La course à la tête de l’Organisation internationale de la Francophonie (OIF) prend un tour résolument mondial. La candidate mauritanienne Coumba Bâ met désormais le cap sur l’Asie du Sud-Est, une région où plusieurs États entretiennent des liens historiques ou institutionnels avec l’espace francophone. Cette inflexion géographique traduit une stratégie assumée : convaincre au-delà du continent africain, dont Nouakchott espérait initialement faire son socle de soutien naturel.
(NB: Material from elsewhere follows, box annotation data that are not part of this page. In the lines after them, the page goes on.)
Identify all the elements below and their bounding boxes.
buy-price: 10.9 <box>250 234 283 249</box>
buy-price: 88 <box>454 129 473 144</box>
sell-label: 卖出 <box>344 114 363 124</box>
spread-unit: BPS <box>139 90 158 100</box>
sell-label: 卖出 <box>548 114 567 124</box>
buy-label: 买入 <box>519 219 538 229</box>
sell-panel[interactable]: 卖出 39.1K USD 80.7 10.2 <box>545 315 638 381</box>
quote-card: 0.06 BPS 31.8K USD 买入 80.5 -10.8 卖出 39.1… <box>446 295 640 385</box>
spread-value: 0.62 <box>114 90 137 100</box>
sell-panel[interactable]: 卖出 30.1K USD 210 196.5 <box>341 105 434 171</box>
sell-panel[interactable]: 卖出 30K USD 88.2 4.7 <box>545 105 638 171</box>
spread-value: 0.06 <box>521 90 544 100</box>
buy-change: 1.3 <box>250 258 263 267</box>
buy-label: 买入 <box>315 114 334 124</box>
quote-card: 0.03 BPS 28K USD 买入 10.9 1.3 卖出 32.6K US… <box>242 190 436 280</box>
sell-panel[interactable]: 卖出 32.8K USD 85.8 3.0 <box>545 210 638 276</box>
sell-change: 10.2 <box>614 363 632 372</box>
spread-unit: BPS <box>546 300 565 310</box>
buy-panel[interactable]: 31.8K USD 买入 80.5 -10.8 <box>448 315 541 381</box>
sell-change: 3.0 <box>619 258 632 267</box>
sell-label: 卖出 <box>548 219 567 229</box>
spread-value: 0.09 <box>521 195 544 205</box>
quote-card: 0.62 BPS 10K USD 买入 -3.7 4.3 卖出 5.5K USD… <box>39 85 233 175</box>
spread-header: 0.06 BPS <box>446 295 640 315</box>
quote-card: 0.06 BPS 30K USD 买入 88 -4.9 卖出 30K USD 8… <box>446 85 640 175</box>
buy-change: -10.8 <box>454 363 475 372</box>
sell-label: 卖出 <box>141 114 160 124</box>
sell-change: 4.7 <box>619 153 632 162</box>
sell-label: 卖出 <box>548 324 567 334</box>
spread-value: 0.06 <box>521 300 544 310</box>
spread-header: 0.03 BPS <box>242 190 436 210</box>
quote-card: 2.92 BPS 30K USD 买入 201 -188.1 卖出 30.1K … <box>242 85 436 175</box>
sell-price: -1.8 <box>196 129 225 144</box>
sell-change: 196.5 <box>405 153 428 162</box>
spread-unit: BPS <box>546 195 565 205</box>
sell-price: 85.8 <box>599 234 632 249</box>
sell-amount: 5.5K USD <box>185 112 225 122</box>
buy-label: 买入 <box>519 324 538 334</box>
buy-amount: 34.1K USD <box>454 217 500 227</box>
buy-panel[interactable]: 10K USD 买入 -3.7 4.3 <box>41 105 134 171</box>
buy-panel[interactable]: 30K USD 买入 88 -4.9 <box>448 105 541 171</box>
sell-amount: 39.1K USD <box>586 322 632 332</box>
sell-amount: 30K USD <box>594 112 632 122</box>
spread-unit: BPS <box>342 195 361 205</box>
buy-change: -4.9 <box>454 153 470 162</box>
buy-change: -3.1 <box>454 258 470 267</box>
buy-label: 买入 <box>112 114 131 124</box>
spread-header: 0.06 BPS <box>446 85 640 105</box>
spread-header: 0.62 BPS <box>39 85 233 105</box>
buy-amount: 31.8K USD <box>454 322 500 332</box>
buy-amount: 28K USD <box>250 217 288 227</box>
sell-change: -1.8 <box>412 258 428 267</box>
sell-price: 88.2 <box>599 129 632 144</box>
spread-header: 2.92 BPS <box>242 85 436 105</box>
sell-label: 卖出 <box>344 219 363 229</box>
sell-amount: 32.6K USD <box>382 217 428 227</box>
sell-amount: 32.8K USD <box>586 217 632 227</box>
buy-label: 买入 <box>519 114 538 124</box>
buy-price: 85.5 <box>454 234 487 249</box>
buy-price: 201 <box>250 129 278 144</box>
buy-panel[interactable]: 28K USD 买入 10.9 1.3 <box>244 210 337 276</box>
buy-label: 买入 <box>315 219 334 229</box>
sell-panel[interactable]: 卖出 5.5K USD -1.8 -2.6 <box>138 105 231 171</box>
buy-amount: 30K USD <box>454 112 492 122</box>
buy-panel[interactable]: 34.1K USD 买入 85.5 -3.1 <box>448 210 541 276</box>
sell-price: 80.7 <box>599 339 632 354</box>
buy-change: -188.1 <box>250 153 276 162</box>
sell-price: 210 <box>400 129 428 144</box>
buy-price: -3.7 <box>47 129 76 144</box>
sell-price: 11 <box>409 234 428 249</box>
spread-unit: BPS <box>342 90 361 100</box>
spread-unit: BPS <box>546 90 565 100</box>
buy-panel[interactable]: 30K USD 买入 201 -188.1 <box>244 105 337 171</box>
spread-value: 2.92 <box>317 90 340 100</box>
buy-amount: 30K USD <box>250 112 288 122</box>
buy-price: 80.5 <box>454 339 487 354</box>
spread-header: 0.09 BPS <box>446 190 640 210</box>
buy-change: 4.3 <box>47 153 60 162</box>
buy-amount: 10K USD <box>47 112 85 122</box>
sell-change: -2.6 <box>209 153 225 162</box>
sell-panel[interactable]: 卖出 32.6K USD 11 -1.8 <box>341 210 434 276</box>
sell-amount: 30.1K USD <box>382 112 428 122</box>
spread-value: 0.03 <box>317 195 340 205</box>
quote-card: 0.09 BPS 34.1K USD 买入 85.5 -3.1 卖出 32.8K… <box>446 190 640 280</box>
Un pivot asiatique pour élargir la base électorale
Le Vietnam, le Cambodge et le Laos figurent parmi les membres de plein exercice de l’OIF, tandis que la Thaïlande dispose d’un statut d’observateur. Ces pays composent un bloc discret mais influent au sein des instances francophones, souvent courtisé lors des scrutins internes. En orientant sa tournée vers cette zone, la Dr Coumba Bâ cherche à sécuriser des voix parfois négligées par les autres prétendants, plus focalisés sur les capitales africaines et européennes. La démarche s’inscrit dans une logique classique de diplomatie électorale : additionner les soutiens là où la compétition demeure moins saturée.
L’enjeu dépasse la simple arithmétique. L’Asie francophone représente un relais économique et culturel majeur pour l’organisation, notamment à travers ses programmes éducatifs, ses initiatives d’appui à la langue française et ses partenariats universitaires. En s’y présentant comme une interlocutrice attentive, la candidate mauritanienne entend démontrer sa capacité à porter une vision globale de la Francophonie, distincte d’une lecture strictement afro-centrée du poste.
Le profil d’une candidate portée par Nouakchott
Diplomate expérimentée, Coumba Bâ est officiellement soutenue par les autorités mauritaniennes, qui voient dans cette candidature l’occasion de renforcer le rayonnement diplomatique du pays. La Mauritanie, membre historique de l’OIF, articule depuis plusieurs années une politique extérieure attentive aux plateformes multilatérales, entre Union africaine, Ligue arabe et Francophonie. Porter une candidate au sommet de l’OIF s’inscrit dans cette trajectoire d’affirmation.
La sortante Louise Mushikiwabo, ancienne ministre rwandaise des Affaires étrangères, arrive au terme de son second mandat. Sa succession attise les convoitises et plusieurs candidatures africaines se sont d’ores et déjà positionnées. Dans ce paysage concurrentiel, la démarche mauritanienne se distingue par une méthode : quadriller méthodiquement les zones géographiques francophones, y compris celles où les campagnes traditionnelles investissent peu de moyens.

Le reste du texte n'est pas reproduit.